The way you think about a person isn’t the way they actually are.
“The way you think about a person isn’t the way they actually are.” – John Green

Sometimes, when we have incomplete information, or when we don’t really know a person, we tell ourselves that they did something maliciously towards us because they’re mean, miserable, etc. And while there may be some truth to that story, the real truth is we don’t know why they did what they did or why they said what they said. Maybe they were hangry or they just got bad news about their kids, parents, or friends. Maybe they’re going through a divorce or they’re stressed from work. Maybe they thought they were just teasing you and didn’t know you took it the wrong way.

I’d like to think that most people, at least in their own eyes, are good.
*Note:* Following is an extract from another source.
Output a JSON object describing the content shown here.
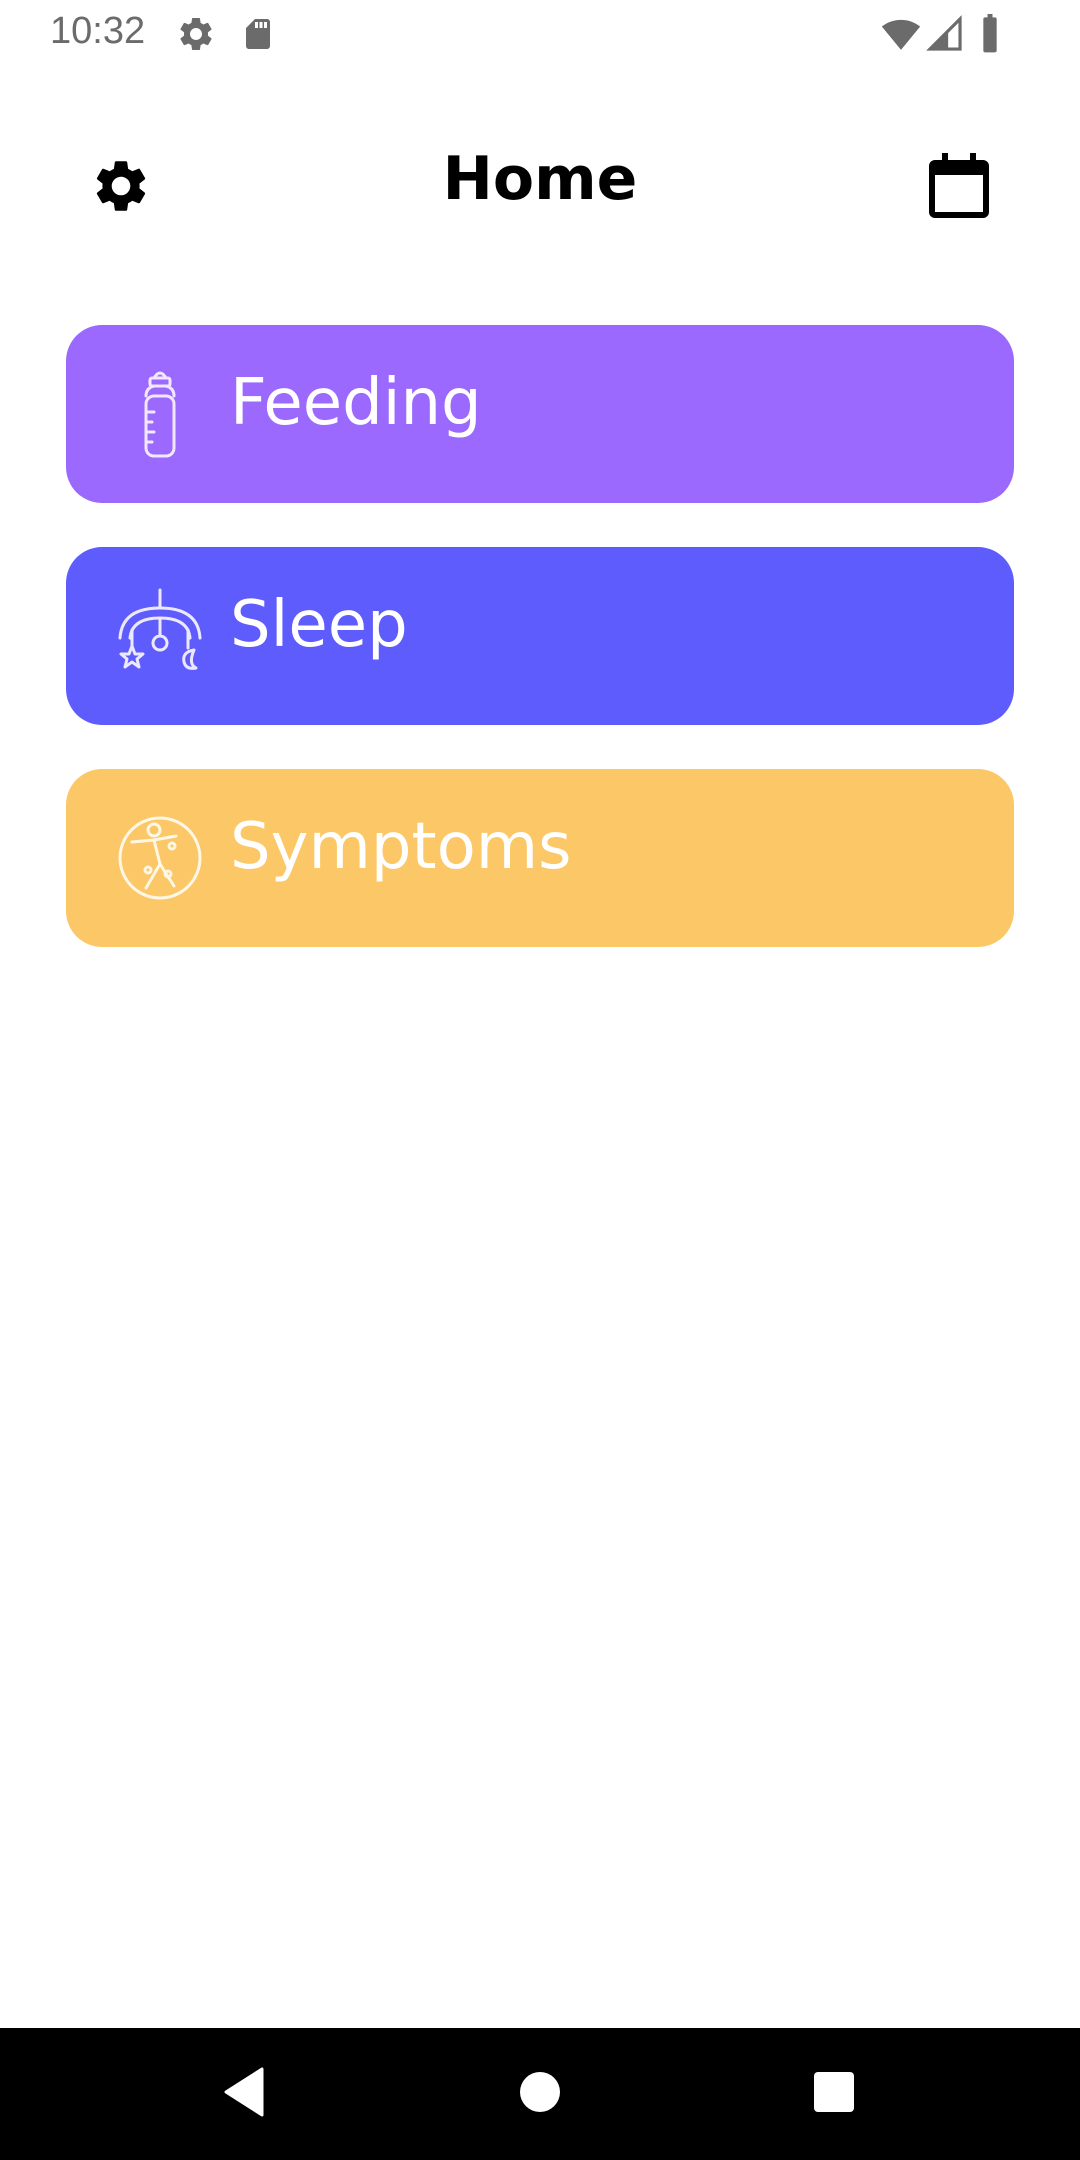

We may misunderstand them or have different values, but that doesn’t make the other person bad. Your boss or co-worker you can’t stand? They are someone’s mom/dad, husband/wife, child, friend, etc. They want to be happy and feel like they’re contributing to others’ happiness too. Maybe they’re stuck in a rut or you caught them at a bad time, or maybe you were jut too sensitive at that moment.

At the very worst, think of the situation through the lens of Hanlon’s razor. It says, “Never attribute to malice that which is adequately explained by stupidity.” In other words, sometimes bad things happen not because of people are purposely trying to hurt you, but because they did not think through their actions (and the consequences) properly. People *usually* aren’t out to get you.